Il passaggio delle consegne avvenne ufficialmente il 30 settembre 1943, mediante una cerimonia formale con la quale l’ammiraglio Ferreri rimetteva le proprie competenze, nelle mani dell’Ammiraglio di Squadra Mario Falangola, che le assumeva ufficialmente in nome del governo della Repubblica Sociale Italiana.
Il Leutnant Foersterling, decorato con la "Kriegverdienstkreuz II. Klasse mit Schwertern" ( Croce al Merito di Seconda Classe con Spade ) il 1° settembre 1943, fu quindi testimone di tutti questi avvenimenti fino ai primi giorni di ottobre del 1943 quando venne trasferito al Kommandierender Admiral Adria, appena trasferitosi da Sofia ad Belgrado dove la sua conoscenza della lingua italiana lo rendeva prezioso. Qui rimase fino al 13 febbraio 1944, quando il Kommandierender Admiral Adria si trasferì ad Abbazia (Fiume). Trasferito al N.E.K. ( Nachrichten Einsatz Kommando ) fino al 6.11.1944, passò poi al Kdo. E.M.G. ( Kommando Entmagnetisierungsgruppe = Comando Smagnetizzazione ) cioè ad uno dei comandi del sistema di difesa e blocco con le mine della Kriegsmarine nell'Atlantico orientale. Nel 1944 il comando fu temporaneamente dislocato a Kiel-Knoop per poi essere definitivamente trasferito a Bad Schwartau nella baia di Lubecca dove si arrese alla forze inglesi.
Oltre alla tessera rilasciata dal Ministero della Marina italiano, che costituisce un reperto di eccezionale valore storico-collezionistico, il lotto comprende anche il Soldbuch e il Wehrpass dell'Oberleutnant Foersterling, entrambi completi di foto personale e pieni di annotazioni, in ottime condizioni così come un suo personale biglietto da visita o tesserino di riconoscimento inserito nella tasca del Wehrpass. Entrambi i libretti personali sono una emissione sostitutiva degli originali da lui inizialmente posseduti e che furono trattenuti dal Comando Militare inglese di Kiel, come annotato a pagina 3 del Soldbuch con il timbro e la firma del comandante dell'E.M.G. Al momento della resa Foersterling si trovava ricoverato nell'ospedale da campo di Nieby ( Flensburg ) dove riconsegnò le armi che aveva in dotazione e dove gli vennero consegnati questi documenti.

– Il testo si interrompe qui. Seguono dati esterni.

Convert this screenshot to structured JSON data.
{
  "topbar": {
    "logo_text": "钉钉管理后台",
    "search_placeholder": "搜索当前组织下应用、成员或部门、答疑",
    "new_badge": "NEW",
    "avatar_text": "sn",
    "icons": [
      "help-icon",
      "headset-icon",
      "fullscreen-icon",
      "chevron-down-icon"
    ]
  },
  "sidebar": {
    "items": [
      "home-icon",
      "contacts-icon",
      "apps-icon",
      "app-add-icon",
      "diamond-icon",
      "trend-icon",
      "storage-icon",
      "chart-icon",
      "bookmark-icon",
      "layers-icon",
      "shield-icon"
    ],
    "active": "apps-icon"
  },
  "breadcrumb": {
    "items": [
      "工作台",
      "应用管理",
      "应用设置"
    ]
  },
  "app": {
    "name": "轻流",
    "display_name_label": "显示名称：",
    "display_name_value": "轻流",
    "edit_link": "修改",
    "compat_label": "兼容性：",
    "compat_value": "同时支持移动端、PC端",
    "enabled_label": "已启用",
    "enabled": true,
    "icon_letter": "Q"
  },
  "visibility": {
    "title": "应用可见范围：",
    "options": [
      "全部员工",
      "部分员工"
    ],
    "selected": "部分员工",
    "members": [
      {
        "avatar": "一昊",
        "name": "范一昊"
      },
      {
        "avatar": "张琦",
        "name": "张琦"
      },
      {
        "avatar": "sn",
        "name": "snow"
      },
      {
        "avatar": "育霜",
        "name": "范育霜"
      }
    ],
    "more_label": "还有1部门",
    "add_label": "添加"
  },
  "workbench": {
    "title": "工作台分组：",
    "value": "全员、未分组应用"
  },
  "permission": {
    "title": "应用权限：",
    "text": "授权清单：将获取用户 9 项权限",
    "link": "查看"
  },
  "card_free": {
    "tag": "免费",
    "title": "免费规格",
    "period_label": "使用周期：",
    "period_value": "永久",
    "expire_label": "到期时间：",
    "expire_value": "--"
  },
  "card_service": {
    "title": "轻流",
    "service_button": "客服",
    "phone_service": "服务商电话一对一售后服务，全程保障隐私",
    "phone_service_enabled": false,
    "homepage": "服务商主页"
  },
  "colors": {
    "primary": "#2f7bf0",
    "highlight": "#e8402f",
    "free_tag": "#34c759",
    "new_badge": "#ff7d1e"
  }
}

Da notare i documenti furono rilasciati il 28 maggio 1945 e compilati ancora con i timbri originali del periodo Terzo Reich sui quali erano state cancellate, con inchiostro nero o con matita copiativa, tutte le svastiche presenti. Questa era una pratica che molti collezionisti hanno potuto ritrovare anche sui documenti originali e non solo sulle riemissioni successive alla fine del conflitto. Le forze di occupazione alleate in Germania richiedevano a tutti i cittadini tedeschi il possesso di un documento di identificazione valido e i soldbuch o i wehrpass erano l'unico documento posseduto dagli ex-combattenti. Il loro uso venne perciò temporaneamente autorizzato purchè nelle loro pagine fosero eliminati tutti i simboli riconducenti al nazismo, prima fra tutti la svastica. Furono così utilizzati come documenti d'identità per i primi anni dopo la fine della guerra.